「居心地いい」身近な場所に
退職後などに家にこもりがちな男性が、地域に出やすくなるきっかけに─。松本市の各地区にある福祉ひろばで、対象を男性に限定した事業が好評だ。健康増進や介護予防だけでなく、身近な地域で仲間をつくる狙いもある。男だけの気軽な集まりの現場で声を聞いた。
東部地区福祉ひろばで14日に開かれた「男のふれあい健康教室(ふれ健)」。5人の参加者は、正月疲れなどを解消するストレッチを教わった。「あー、気持ちいい」という声の傍ら、「アイタタ、(体が)硬えなぁ」とぼやきも聞こえ、和やかな雰囲気だ。保健師による健康相談なども含め約1時間。おのおのすっきりとした表情を見せた。
運動不足が気になっていた新村昌弘さん(76、城東1)は友人に誘われ初参加。「男性だけなので初めてでも来やすい。次回も参加したい」と満足そう。
同ひろばは性別不問の「ふれ健」を毎月開く一方、男性特化の環境と内容で参加を促そうと2007年から別日に「男のふれ健」を始めた。
講師の健康運動指導士・西山知花さん(46)は、息を止めて無理しがちだったり、女性と比べて体が硬かったりする男性の特性を踏まえ、指導しているという。
同福祉ひろば事業推進協議会の土屋晃一会長(76、城東2)は「男性が興味を持ちそうな事業を考え利用を増やしたい」と話す。
松原地区福祉ひろばは、男性対象の料理教室、ストレッチの他に、仲間づくりの事業「おとこの会」を毎月開く。おしゃべり好きな仲間が集い、木のおもちゃやソーセージ作り、マレットゴルフなど、参加者の意見で活動を計画する。
「趣味もなく、定年退職後は不安だった」と語る荒井良司さん(69、松原)は、町会役員を引き受けた縁でひろばに足を運び、おとこの会に誘われた。「居心地がいい場所が身近にあることは大切」と実感している。
おとこの会は、開始から10年がたち、来年度から「ひろばサークル」として独立予定。同ひろばは次なる仲間づくり事業を展開する方針だ。
コーディネーターの山田薫さんは「ふれ健や公民館サークルへの参加など、よい連鎖も見られる。ひろばに足を運ぶとっかかりになれば」と話す。
本郷地区福祉ひろばでは「メンズ・エクササイズ」を毎月実施。19年度に単発で開いて好評で、翌年度から通年事業に。利用者のうち2割ほどしかいない男性の重い腰を上げるきっかけをつくった。
青嶋昭夫さん(86、横田4)は「多くのイベントは女性が多数で『わにちゃう』。気兼ねなく参加できありがたい場です」と歓迎する。

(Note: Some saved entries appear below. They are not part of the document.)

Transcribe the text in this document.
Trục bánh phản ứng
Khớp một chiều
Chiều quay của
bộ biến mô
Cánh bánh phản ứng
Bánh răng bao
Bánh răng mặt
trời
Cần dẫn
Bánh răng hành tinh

岡田地区福祉ひろばは、男性対象の健康教室を発端に15年度から「男組」と称した事業を毎月開催。参加者が活動を計画し、グラウンドゴルフやオーバルボール、しめ縄作り、コロナ禍前は旅行や会食などで交流している。敷地内の樹木の害虫駆除、高所の窓拭きなど男手の必要な場面でも活躍し、ひろば運営を手助けする存在でもある。
コーディネーターの北嶌真奈美さんは「男性だけだと無邪気になれる。得意な人が講師になるなど、参加者内で自然と役割分担ができている」と話す。